Le 21 mai, au moins 25 personnes ont perdu la vie lors d'attaques coordonnées attribuées à des djihadistes présumés dans cinq villages de Bandiagara, une région du centre du Mali éprouvée par une grave crise sécuritaire. Selon des sources locales et administratives, ce bilan alarmant, qui pourrait augmenter, fait également état de multiples blessés et de villages réduits en cendres, entraînant un exode massif des populations locales depuis le lendemain des attaques.
Une source locale ayant requis l'anonymat a déclaré : « Nous pleurons déjà 25 morts, et il y a de nombreux blessés, dont des femmes et des enfants. Les assaillants ont tout détruit, brûlant les villages et emportant le bétail. Familles entières fuient, abandonnant tout derrière elles. » Ces violences récurrentes dans la région s’inscrivent dans un contexte de désespoir croissant.
La situation au Mali a atteint un point critique, exacerbée par une série d’attaques sans précédent menées fin avril par le Groupe de soutien à l’islam et aux musulmans (JNIM), affilié à Al-Qaida, contre des positions stratégiques de la junte au pouvoir à Bamako. Un responsable au gouvernorat de Bandiagara a déploré : « Les informations qui nous parviennent sont dramatiques.
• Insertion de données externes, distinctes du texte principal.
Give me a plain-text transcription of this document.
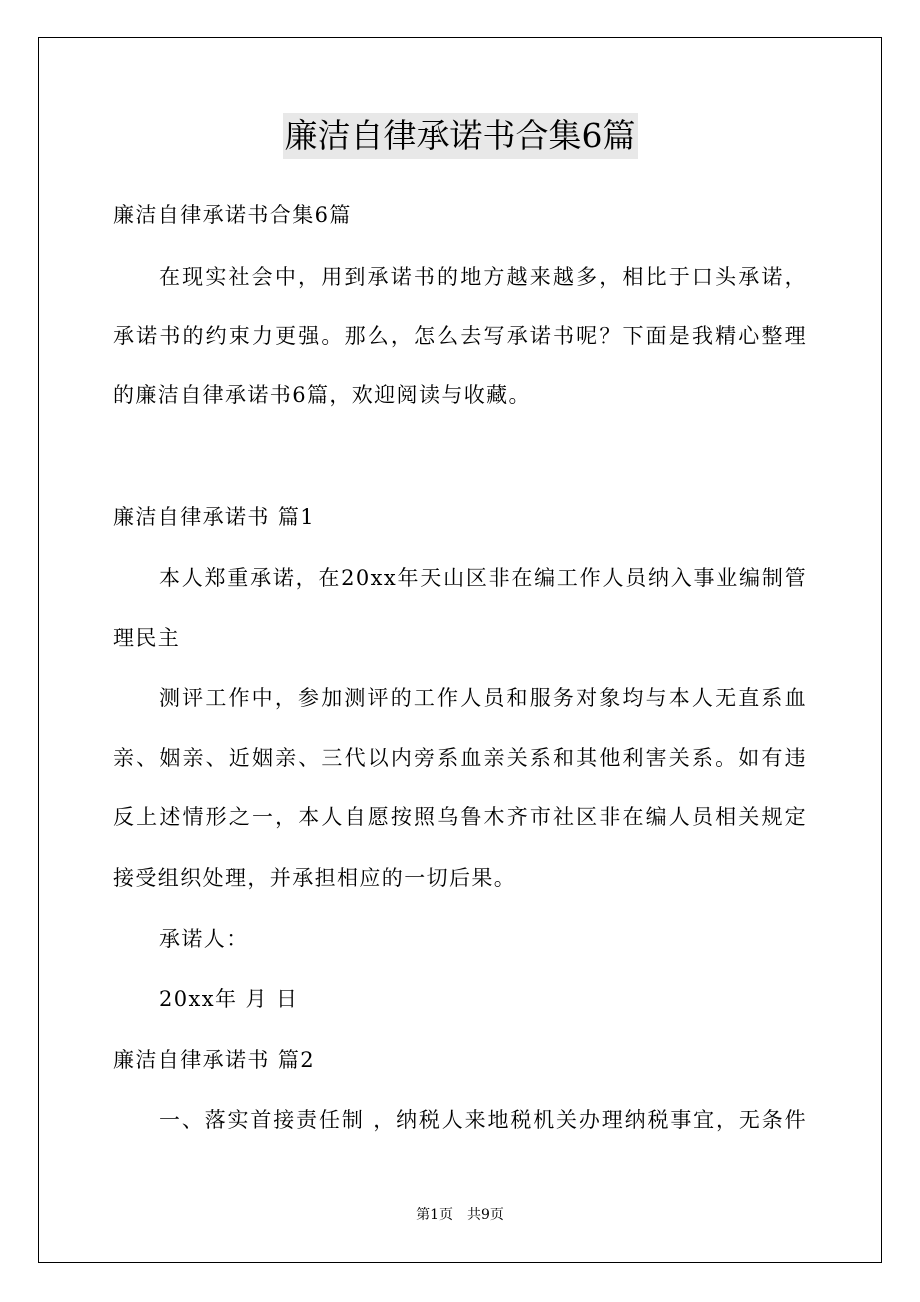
廉洁自律承诺书合集6篇
廉洁自律承诺书合集6篇
在现实社会中，用到承诺书的地方越来越多，相比于口头承诺，
承诺书的约束力更强。那么，怎么去写承诺书呢？下面是我精心整理
的廉洁自律承诺书6篇，欢迎阅读与收藏。
廉洁自律承诺书 篇1
本人郑重承诺，在20xx年天山区非在编工作人员纳入事业编制管
理民主
测评工作中，参加测评的工作人员和服务对象均与本人无直系血
亲、姻亲、近姻亲、三代以内旁系血亲关系和其他利害关系。如有违
反上述情形之一，本人自愿按照乌鲁木齐市社区非在编人员相关规定
接受组织处理，并承担相应的一切后果。
承诺人：
20xx年 月 日
廉洁自律承诺书 篇2
一、落实首接责任制 ，纳税人来地税机关办理纳税事宜，无条件
第1页 共9页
Aucune autorité n'a encore évalué la situation. »
une spirale de violences sans fin
Le bilan des violences depuis ces deux dernières semaines continue de s’alourdir, dépassant les 70 morts, en grande majorité des civils comme l’affirme un membre du conseil régional des jeunes de la localité, qui ajoute : « Nous avons plusieurs parents introuvables et craignons que les assaillants reviennent. Ils l’ont promis. »
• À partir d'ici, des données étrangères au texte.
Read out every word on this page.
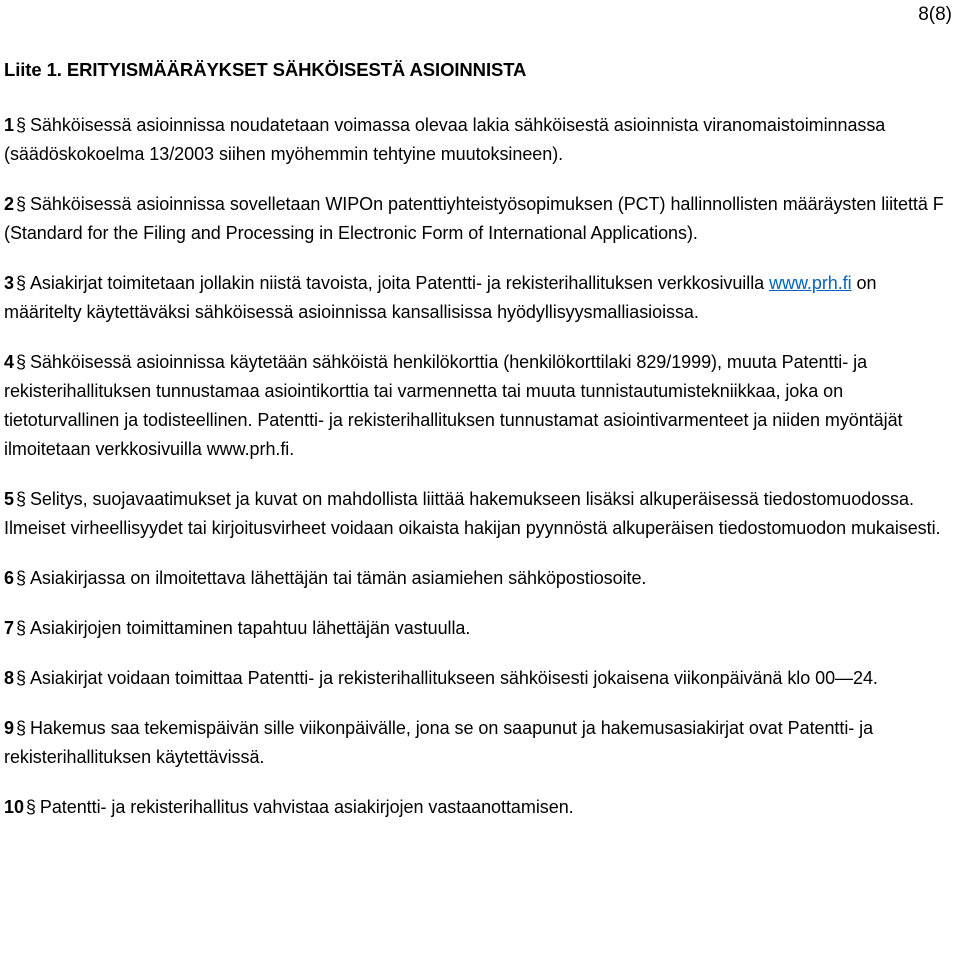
8(8)
Liite 1. ERITYISMÄÄRÄYKSET SÄHKÖISESTÄ ASIOINNISTA
1 § Sähköisessä asioinnissa noudatetaan voimassa olevaa lakia sähköisestä asioinnista viranomaistoiminnassa (säädöskokoelma 13/2003 siihen myöhemmin tehtyine muutoksineen).
2 § Sähköisessä asioinnissa sovelletaan WIPOn patenttiyhteistyösopimuksen (PCT) hallinnollisten määräysten liitettä F (Standard for the Filing and Processing in Electronic Form of International Applications).
3 § Asiakirjat toimitetaan jollakin niistä tavoista, joita Patentti- ja rekisterihallituksen verkkosivuilla www.prh.fi on määritelty käytettäväksi sähköisessä asioinnissa kansallisissa hyödyllisyysmalliasioissa.
4 § Sähköisessä asioinnissa käytetään sähköistä henkilökorttia (henkilökorttilaki 829/1999), muuta Patentti- ja rekisterihallituksen tunnustamaa asiointikorttia tai varmennetta tai muuta tunnistautumistekniikkaa, joka on tietoturvallinen ja todisteellinen. Patentti- ja rekisterihallituksen tunnustamat asiointivarmenteet ja niiden myöntäjät ilmoitetaan verkkosivuilla www.prh.fi.
5 § Selitys, suojavaatimukset ja kuvat on mahdollista liittää hakemukseen lisäksi alkuperäisessä tiedostomuodossa. Ilmeiset virheellisyydet tai kirjoitusvirheet voidaan oikaista hakijan pyynnöstä alkuperäisen tiedostomuodon mukaisesti.
6 § Asiakirjassa on ilmoitettava lähettäjän tai tämän asiamiehen sähköpostiosoite.
7 § Asiakirjojen toimittaminen tapahtuu lähettäjän vastuulla.
8 § Asiakirjat voidaan toimittaa Patentti- ja rekisterihallitukseen sähköisesti jokaisena viikonpäivänä klo 00—24.
9 § Hakemus saa tekemispäivän sille viikonpäivälle, jona se on saapunut ja hakemusasiakirjat ovat Patentti- ja rekisterihallituksen käytettävissä.
10 § Patentti- ja rekisterihallitus vahvistaa asiakirjojen vastaanottamisen.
Les villages touchés avaient refusé de conclure des accords locaux avec le JNIM, ce qui a aggravé les représailles. Depuis 2012, le pays est en proie à une crise sécuritaire persistante, alimentée par les violences des groupes djihadistes, de l'État islamique, ainsi que de groupes criminels communautaires. En réponse à ces calamités, des groupes d’autodéfense, notamment composés de chasseurs traditionnels connus sous le nom de « dozos », se sont formés.
De plus, ces dernières semaines, une intensification des attaques a été observée, avec des djihadistes imposant des blocages routiers sur les principaux axes menant à Bamako, détruisant des dizaines de véhicules de transport de marchandises. Cette spirale de violence soulève des inquiétudes quant à la stabilité future du pays.